Lista berjalan lebih dulu, di belakangnya, Alka menyusul. Sebenarnya ia masih ingin menikmati waktu sendiri, di bawah rintikan hujan, dengan suara gemuruh angin yang membuatnya sedikit lebih tenang.
Mobil listrik kecil yang di naiki Lista, kini sudah melaju lebih dulu. Di belakangnya, Alka mengikuti, sesekali tangannya mengusap wajah, karena air hujan yang menerpa wajahnya. Membuat Alka kesulitan membuka mata.
Begitu mobil Lista masuk ke parkiran cafe, dari dalam, teman-temannya langsung berdiri menghampiri. Dan tak lama, motor Alka masuk.
"Alka," gumam Liona, yang berdiri dengan ekspresi sedih.

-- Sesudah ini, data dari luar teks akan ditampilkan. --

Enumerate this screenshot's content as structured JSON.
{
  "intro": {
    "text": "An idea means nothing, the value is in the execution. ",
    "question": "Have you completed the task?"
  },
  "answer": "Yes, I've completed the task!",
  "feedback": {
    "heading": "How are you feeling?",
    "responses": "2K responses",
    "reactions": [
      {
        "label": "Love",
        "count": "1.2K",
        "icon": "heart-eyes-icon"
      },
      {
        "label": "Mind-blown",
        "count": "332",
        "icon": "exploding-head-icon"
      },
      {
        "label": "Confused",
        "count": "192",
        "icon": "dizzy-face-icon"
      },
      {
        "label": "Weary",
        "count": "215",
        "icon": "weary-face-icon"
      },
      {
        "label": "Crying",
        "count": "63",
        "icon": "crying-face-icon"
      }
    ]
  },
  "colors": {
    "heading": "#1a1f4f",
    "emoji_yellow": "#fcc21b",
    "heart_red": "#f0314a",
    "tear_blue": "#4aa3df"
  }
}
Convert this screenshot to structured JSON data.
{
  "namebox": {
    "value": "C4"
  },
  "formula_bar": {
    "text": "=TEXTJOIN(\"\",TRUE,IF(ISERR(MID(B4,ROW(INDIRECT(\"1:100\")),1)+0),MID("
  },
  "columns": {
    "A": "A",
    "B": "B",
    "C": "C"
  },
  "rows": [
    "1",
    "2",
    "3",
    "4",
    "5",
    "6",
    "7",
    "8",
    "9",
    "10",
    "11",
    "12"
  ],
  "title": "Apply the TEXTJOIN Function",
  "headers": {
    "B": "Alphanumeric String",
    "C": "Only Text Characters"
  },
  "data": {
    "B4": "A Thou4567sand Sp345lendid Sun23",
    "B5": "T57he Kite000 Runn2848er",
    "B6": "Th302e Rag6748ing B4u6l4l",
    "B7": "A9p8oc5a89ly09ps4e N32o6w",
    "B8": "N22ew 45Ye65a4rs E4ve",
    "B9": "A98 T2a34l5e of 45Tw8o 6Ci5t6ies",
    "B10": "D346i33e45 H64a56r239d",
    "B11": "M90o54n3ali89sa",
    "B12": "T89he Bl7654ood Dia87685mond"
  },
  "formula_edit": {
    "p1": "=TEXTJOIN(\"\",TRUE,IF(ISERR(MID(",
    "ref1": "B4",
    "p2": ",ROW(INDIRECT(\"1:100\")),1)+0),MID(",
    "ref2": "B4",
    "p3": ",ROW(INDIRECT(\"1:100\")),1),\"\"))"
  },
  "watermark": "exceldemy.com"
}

"Ka, lo langsung mandi sana. Terus ganti baju, takut masuk angin." kata Athar, menepuk pundak Alka pelan.
Alka mengangguk. Tapi sebelum pergi, ia menatap Liona, senyum tipis timbul di wajahnya. Lalu ia melangkah pergi, mengambil pakaian cadangan di loker deket meja kasir, kemudian berjalan menuju kamar mandi.
Mereka semua kembali duduk. Di kursi dekat meja kasir, dengan minuman yang hampir dingin di atas meja kayu bulat itu.
"Ketemu dimana?" tanya Cakra.
"Di danau sana." jawab Lista singkat.
Athar menatap Lista, lalu ia juga bertanya. "Pas lo datang, dia lagi ngapain?"
Lista menyandarkan tubuhnya ke kursi kayu. "Lagi tiduran, untung nggak hanyut ke tengah danau."
Cakra bangun dari duduknya. "Gue bikinin dia wedang jahe dulu." katanya sambil melangkah pergi.
Liona dan Rian tak ikut bersuara. Mereka hanya terus menatap tirai dapur, dengan sorot khawatir. Lampu-lampu kuning di cafe, dan samar suara hujan di luar, berpadu dengan helaan napas berat mereka.